When I taught 5th grade, I just couldn’t get used to the way my two Arab boys treated my Arab girl, who was the sweetest and smartest girl. The boys would always intimidate her. One example is at the end of the year we were having a swim party at the pool down the street. Permission slips went home and the Arab girl’s parents signed off that she could go. Her father was a professor and was open minded to the western culture. When the two other Arab boys found out her parents said she could go swimming, they insisted that she could NOT go because she was NOT allowed to wear a bathing suit. This poor little girl gave into their bullying and sadly told me she wasn’t going to go. I tried to talk her into it, but she refused. I was so upset, I ended up going over to her house to talk to her parents. They were so kind and invited me to stay for dinner. We discussed their frustrations with trying to belong to two different worlds. In the end, the girl ended up going swimming, but didn’t wear her bathing suit (she wore a t-shirt and shorts). She had fun without feeling too humiliated. I made the boys stay completely away from her and insisted they didn’t say a word to her or even look at her. The boys played on the other side and were so involved in their fun, they forgot about harassing the girl.
Wow, Tammy, great story...you are a true advocate/ambassador!

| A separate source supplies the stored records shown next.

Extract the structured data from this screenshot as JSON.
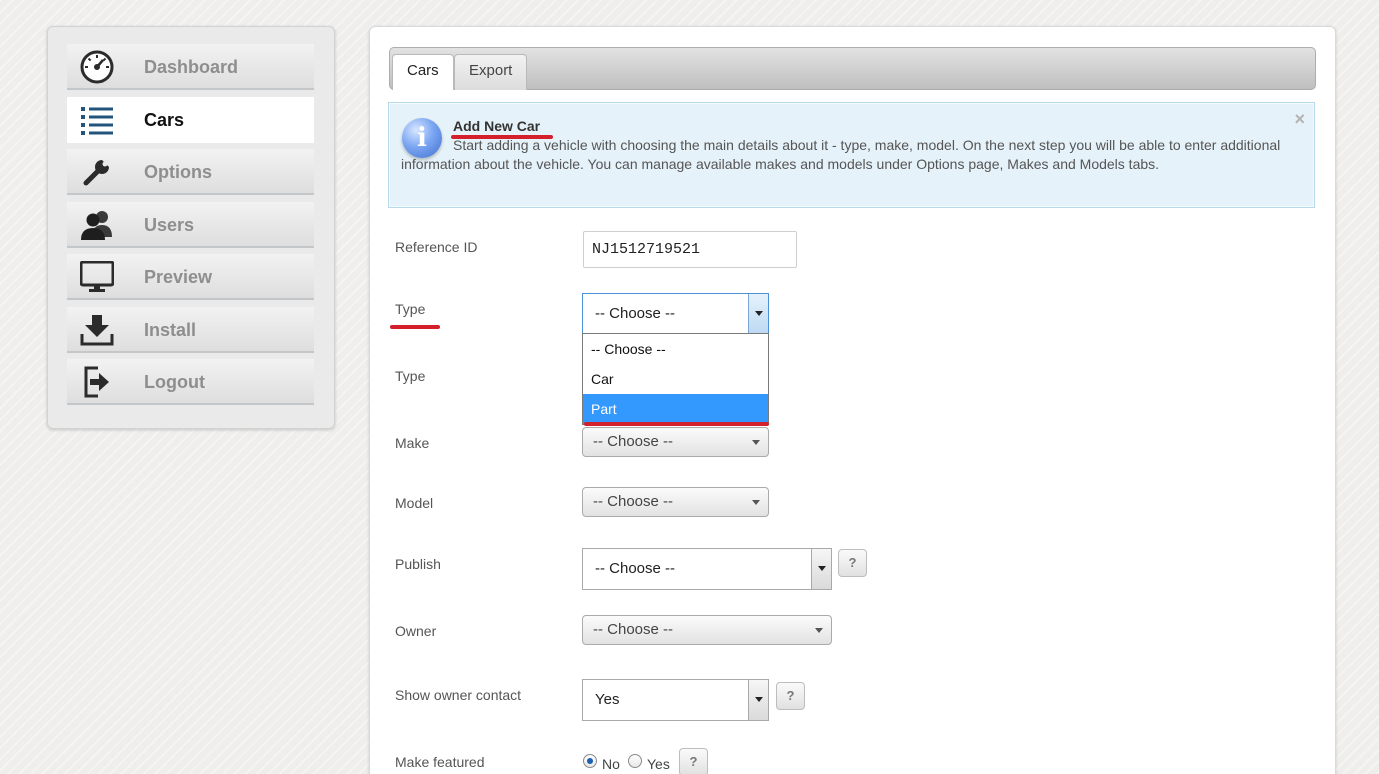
{
  "sidebar": {
    "items": [
      {
        "label": "Dashboard",
        "icon": "dashboard-gauge-icon"
      },
      {
        "label": "Cars",
        "icon": "list-icon",
        "active": true
      },
      {
        "label": "Options",
        "icon": "wrench-icon"
      },
      {
        "label": "Users",
        "icon": "users-icon"
      },
      {
        "label": "Preview",
        "icon": "monitor-icon"
      },
      {
        "label": "Install",
        "icon": "download-icon"
      },
      {
        "label": "Logout",
        "icon": "logout-icon"
      }
    ]
  },
  "tabs": [
    {
      "label": "Cars",
      "active": true
    },
    {
      "label": "Export",
      "active": false
    }
  ],
  "info": {
    "title": "Add New Car",
    "text": "Start adding a vehicle with choosing the main details about it - type, make, model. On the next step you will be able to enter additional information about the vehicle. You can manage available makes and models under Options page, Makes and Models tabs.",
    "close": "×",
    "icon": "info-icon"
  },
  "form": {
    "reference_id": {
      "label": "Reference ID",
      "value": "NJ1512719521"
    },
    "type1": {
      "label": "Type",
      "value": "-- Choose --",
      "options": [
        "-- Choose --",
        "Car",
        "Part"
      ],
      "highlighted": "Part"
    },
    "type2": {
      "label": "Type"
    },
    "make": {
      "label": "Make",
      "value": "-- Choose --"
    },
    "model": {
      "label": "Model",
      "value": "-- Choose --"
    },
    "publish": {
      "label": "Publish",
      "value": "-- Choose --",
      "help": "?"
    },
    "owner": {
      "label": "Owner",
      "value": "-- Choose --"
    },
    "show_owner_contact": {
      "label": "Show owner contact",
      "value": "Yes",
      "help": "?"
    },
    "make_featured": {
      "label": "Make featured",
      "options": [
        "No",
        "Yes"
      ],
      "selected": "No",
      "help": "?"
    }
  },
  "colors": {
    "accent_red": "#d4202b",
    "selected_blue": "#3399ff",
    "info_bg": "#e6f2f9"
  }
}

I recently entered an Egyptian brother and sister into my program. They are in the same group and I have witnessed similar behaviors on the part of the boy. Your story and insights are helpful to my understanding their interactions.
Thanks for sharing!
How interesting it will be for you to have siblings in your group from Egypt. You will grow to learn a lot about their culture. At my previous school, we ended up having to find a Arabic speaking male teaching assistant to keep some of our Arab boys in check because many of them would straight out tell the female teachers that they "didn't have to listen to us because we are women." On a positive note, it didn't take the boys long to adjust to the new societal norms and I would say within just 2 years, the boys were well behaved and respectful to girls in their class and to the female teachers.
I never realized that a district would have to go to such lengths to address cultural issues. It is commendable that your district took those steps to hire the necessary assistant!
Right now I am faced with my Egyptian twins who bicker much the same as typical American twins. I am keeping the boy in check and being sure that his sister has equal speaking time and attention - he is just so competitive!